This year in 1883, Amazard Road, a young, first-class New York poet, descendants of Jewish immigrants, was asked for help.
Fundraising activities are in progress to hold the Statue of Liberty, an expensive gift from France, and many Americans are particularly insensitive to these gifts. French
Politicians and speakers of July 4 say they want to quote Aymaratha about the statue of liberty. "And as the President Cardin did a few days ago, America is a proud immigrant country." Well, the history of immigrants here obscures the shadow of self-proclaimed pride. Generations of the American border are open to new immigrants, but this is not usually due to a general attitude. America in the colonial period was a frontier society. That diversity at the time - Britain, Scotland, France, the Netherlands and even Jews in the Caribbean - were diverse. But by the early nineteenth century the state increasingly defined "standard" Americans as British Protestants. Needless to say, Africans and Indians are not talking at all.

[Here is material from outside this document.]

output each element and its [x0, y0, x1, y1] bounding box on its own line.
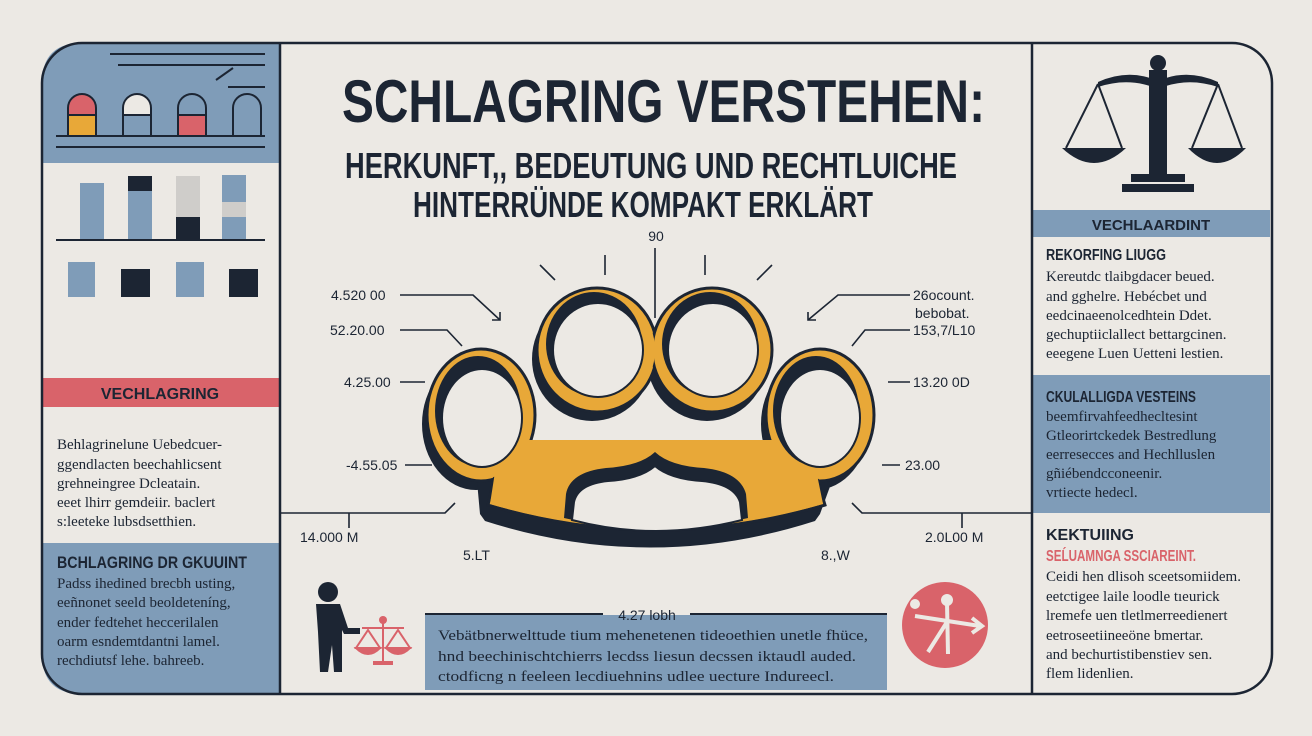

There are some phrases related to the Statue of Liberty, but the most obvious thing is that "I want to be exhausted, I want to breathe freely to the poor, to the densely populated people." This sentence comes from Emma Lazarus' sonnet. The new Colossus is also known as the Statue of Liberty. This statue is a gift from France, represents freedom and is a welcoming lighthouse for foreign immigrants. The United States welcomes immigrants who are known as a country of prosperity and opportunity and seeking a better life. That is what attracts people. However, recently, the words inscribed on the plaque at the bottom of the statue do not apply to Syrian refugees.
"Imagine your depletion, your poor / your compact crowd is eager to breathe freely," emerald of the poet Imagining the Statue of Liberty on the world famous Sonnet "New Colossus" It was. From 1880 to 1920, more than 20 million immigrants came to America to seek freedom and new opportunities. America welcomes these new arrivals, whether to escape from religious persecution (Eastern European Jewish), starvation and poverty (Italy), or civil war or revolution (Armenia and Mexico). Strict restrictions on laws such as China exclusion law. This relatively open policy ends when the First World War broke out and new laws will be introduced in the 1920s to limit immigration.